Joint OAM Radar-Communication Systems: Target Recognition and Beam Optimization

TL;DR

This paper introduces a joint OAM radar-communication system that accurately estimates 3-D target positions and velocities while optimizing data transmission, leveraging OAM modes and uniform circular arrays for enhanced radar and communication performance.

Contribution

It proposes a novel radar-centric joint OAM RadCom scheme with an OAM-based 3-D target estimation method and optimized beam design, advancing integrated radar and communication capabilities.

Findings

Accurately estimates 3-D position and rotation velocity of multiple targets.

Achieves high spectral efficiency through mode multiplexing.

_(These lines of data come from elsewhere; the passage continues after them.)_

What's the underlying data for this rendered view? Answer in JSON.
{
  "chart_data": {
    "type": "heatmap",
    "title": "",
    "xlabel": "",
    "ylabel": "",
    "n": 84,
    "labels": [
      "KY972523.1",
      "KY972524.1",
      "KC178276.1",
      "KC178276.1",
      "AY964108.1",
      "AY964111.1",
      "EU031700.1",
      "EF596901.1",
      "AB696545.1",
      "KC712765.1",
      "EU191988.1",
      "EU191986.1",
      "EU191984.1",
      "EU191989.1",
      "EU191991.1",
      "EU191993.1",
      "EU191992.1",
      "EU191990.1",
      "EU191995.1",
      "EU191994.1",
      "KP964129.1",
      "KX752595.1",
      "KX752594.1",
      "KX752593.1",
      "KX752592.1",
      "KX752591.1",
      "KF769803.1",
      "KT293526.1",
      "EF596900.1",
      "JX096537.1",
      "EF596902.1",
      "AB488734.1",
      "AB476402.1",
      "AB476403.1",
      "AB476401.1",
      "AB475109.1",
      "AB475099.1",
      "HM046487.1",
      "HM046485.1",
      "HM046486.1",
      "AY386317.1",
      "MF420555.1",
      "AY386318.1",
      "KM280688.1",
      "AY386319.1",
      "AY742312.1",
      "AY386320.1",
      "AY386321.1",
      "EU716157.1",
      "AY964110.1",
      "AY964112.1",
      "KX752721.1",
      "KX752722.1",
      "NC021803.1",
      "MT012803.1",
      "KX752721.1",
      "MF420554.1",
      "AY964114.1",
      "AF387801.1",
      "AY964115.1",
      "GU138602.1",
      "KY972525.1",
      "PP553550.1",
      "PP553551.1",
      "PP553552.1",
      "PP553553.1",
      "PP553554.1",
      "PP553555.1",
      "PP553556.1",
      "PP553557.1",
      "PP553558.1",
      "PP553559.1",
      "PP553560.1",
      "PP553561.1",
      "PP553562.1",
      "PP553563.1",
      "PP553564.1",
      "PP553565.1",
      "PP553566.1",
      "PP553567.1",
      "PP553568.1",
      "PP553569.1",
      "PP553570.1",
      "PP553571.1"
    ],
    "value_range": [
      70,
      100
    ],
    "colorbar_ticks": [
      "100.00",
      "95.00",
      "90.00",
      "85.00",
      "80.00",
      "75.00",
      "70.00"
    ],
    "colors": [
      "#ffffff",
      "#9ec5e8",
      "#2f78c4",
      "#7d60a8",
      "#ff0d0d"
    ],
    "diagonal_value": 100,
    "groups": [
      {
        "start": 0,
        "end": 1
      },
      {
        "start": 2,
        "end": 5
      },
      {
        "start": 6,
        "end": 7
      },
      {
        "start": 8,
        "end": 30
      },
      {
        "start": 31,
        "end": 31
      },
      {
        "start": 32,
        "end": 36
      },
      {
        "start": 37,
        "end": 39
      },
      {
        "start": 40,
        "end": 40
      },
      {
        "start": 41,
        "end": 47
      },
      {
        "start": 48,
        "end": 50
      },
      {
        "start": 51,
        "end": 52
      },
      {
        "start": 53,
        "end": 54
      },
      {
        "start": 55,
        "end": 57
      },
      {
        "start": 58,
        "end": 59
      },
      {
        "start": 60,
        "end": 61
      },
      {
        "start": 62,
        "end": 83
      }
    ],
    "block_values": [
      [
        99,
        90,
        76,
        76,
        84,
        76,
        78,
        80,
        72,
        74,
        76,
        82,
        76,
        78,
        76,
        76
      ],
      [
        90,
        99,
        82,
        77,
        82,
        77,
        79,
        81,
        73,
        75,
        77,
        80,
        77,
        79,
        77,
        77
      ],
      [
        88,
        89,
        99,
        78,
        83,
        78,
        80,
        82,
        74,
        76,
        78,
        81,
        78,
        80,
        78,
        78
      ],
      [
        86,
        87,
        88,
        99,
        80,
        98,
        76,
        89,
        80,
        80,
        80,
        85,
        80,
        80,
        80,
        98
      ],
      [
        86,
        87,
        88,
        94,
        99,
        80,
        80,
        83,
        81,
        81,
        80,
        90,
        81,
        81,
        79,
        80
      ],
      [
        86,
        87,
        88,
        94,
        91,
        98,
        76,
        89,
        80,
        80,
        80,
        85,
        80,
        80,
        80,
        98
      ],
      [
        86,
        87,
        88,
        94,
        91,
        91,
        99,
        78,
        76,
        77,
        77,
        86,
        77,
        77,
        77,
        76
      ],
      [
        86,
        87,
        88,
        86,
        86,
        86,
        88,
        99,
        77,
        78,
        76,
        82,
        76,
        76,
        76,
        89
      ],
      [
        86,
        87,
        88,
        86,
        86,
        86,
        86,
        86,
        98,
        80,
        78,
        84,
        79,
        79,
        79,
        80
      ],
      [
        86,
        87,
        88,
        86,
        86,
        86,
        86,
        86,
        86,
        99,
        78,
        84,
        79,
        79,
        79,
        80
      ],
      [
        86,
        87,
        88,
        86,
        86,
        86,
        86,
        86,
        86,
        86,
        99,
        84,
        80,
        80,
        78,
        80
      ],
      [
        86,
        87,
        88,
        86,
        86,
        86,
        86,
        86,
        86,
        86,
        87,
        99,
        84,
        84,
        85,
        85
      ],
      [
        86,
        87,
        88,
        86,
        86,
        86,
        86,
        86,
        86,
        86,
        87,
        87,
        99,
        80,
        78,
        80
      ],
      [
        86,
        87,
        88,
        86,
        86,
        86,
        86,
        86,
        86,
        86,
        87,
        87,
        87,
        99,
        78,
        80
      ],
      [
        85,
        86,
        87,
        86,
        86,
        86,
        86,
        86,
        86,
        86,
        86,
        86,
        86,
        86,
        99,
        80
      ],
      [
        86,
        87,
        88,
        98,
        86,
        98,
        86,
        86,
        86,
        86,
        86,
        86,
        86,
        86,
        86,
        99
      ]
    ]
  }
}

Balances imaging accuracy and communication rate effectively.

Abstract

Orbital angular momentum (OAM) radars are able to estimate the azimuth angle and the rotation velocity of multiple targets without relative motion or beam scanning. Moreover, OAM wireless communications can achieve high spectral efficiency (SE) by utilizing a set of information-bearing modes on the same frequency channel. Benefitting from the above advantages, in this paper, we design a novel radar-centric joint OAM radar-communication (RadCom) scheme based on uniform circular arrays (UCAs), which modulates information signals on the existing OAM radar waveform. In details, we first propose an OAM-based three-dimensional (3-D) super-resolution position estimation and rotation velocity detection method, which can accurately estimate the 3-D position and rotation velocity of multiple targets. Then, we derive the posterior Cramer-Rao bound (PCRB) of the OAM-based estimates and, finally, we analyze the transmission rate of the integrated communication system. To achieve the best trade-off between imaging and communication, the transmitted integrated OAM beams are optimized by means of an exhaustive search method. Both mathematical analysis and simulation results show that the proposed radar-centric joint OAM RadCom scheme can accurately estimate the 3-D position and rotation velocity of multiple targets while ensuring the transmission rate of the communication receiver, which can be regarded as an effective supplement to existing joint RadCom schemes.